Здесь можно увидеть параллели как с алхимической терминологий, где «Черная Жаба» выступала как символ первоматерии , так и египетской космогонией, в варианте так называемой гермопольской Огдоады, где у истоков мира стояли четыре пары космических божеств. Боги изображались с головами лягушек, а богини — с головами змей. Их имена известны из «Текстов саркофагов»: Нун и Наунет (водная стихия); Хух и Хаухет (бесконечность); Кук и Каукет (мрак) и Амон и Амаунет (сокрытое).
Лавкрафт использует тему амфибий и в других рассказах: глубоководные из рассказа «Тень над Иннсмутом» — разумные существа, напоминающие одновременно лягушек, рыб и людей. С людьми они и спариваются, и здесь появляются странные параллели с разными мифами, повествующие сексуальных отношениях с участием земноводных. В повести Лавкрафта «В поисках Неведомого Кадата» фигурируют «лунные жабы» с щупальцами на морде, антагонисты главного героя — помните мифы, где луна отождествлялась с лягушками и жабами?
Третий «мушкетер» The Weird Tales, Роберт Говард, также описывал жабоподобных демонических существ, причем аллюзии к Тсахоггуа перемежались с отсылками к реальным мифологическим сюжетам. Так, в рассказе «Тварь на крыше» фигурирует некий Храм Жабы, где на шее мумии верховного жреца на золотой цепи висит амулет в виде жабы, вырезанной из драгоценного камня. Место, где европейская экспедиция обнаружила этот храм, — Юкатан — заставляет вспомнить об ацтекской Тлальтекутли, божестве не намного более благостном, чем вымышленный Тсатхоггуа. В рассказе же «Черный камень» Роберт Говард описывает кровавый культ в затерянной венгерской деревушке, до степени смешения схожий со средневековыми рассказами о шабашах, центральной фигурой которых также выступала огромная жаба.
Языческая обрядность, простонародные суеверия, христианские демонологические представления — все это, как и многое другое, что питало негативное отношение к жабам, считается ушедшим в прошлое. Однако время бросает земноводным новые вызовы — и символизм жабы опять может быть востребован.
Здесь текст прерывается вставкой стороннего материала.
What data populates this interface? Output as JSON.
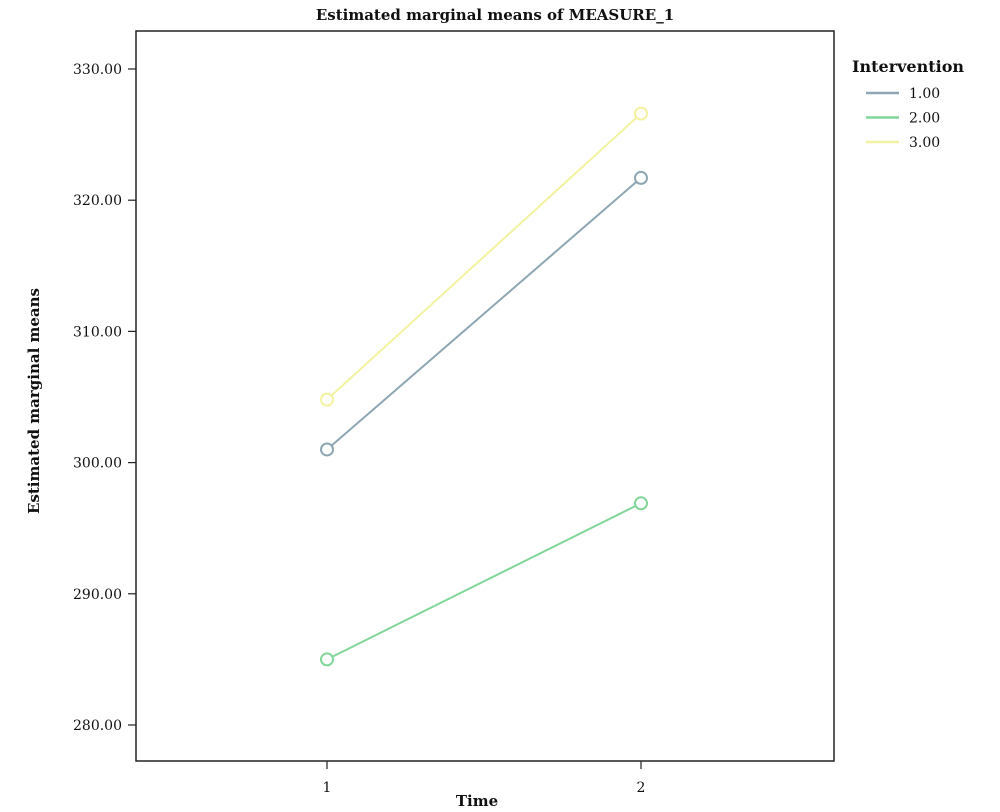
{
  "chart_data": {
    "type": "line",
    "title": "Estimated marginal means of MEASURE_1",
    "xlabel": "Time",
    "ylabel": "Estimated marginal means",
    "categories": [
      "1",
      "2"
    ],
    "ylim": [
      277.5,
      332.5
    ],
    "yticks": [
      280,
      290,
      300,
      310,
      320,
      330
    ],
    "ytick_labels": [
      "280.00",
      "290.00",
      "300.00",
      "310.00",
      "320.00",
      "330.00"
    ],
    "grid": false,
    "legend": {
      "title": "Intervention",
      "placement": "top-right"
    },
    "series": [
      {
        "name": "1.00",
        "color": "#8ea6b4",
        "values": [
          301.0,
          321.7
        ]
      },
      {
        "name": "2.00",
        "color": "#82d69a",
        "values": [
          285.0,
          296.9
        ]
      },
      {
        "name": "3.00",
        "color": "#f3f2a0",
        "values": [
          304.8,
          326.6
        ]
      }
    ]
  }
}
Жабы становятся предостережением о нависших над человечеством экологических угрозах — от расплодившихся тростниковых жаб в Австралии до более глобальной проблемы «вымирания амфибий». С другой стороны, жаба, точнее лягушонок Пепе, стал пусть и шуточным, но все достаточно распространенным символом американских ультраправых движений, считающихся одной из главных угроз стабильности политической системы США. Вполне вероятно, что появятся и иные поводы, чтобы многострадальное земноводное снова оказалось одним из воплощений наиболее животрепещущих тем, волнующих человечество.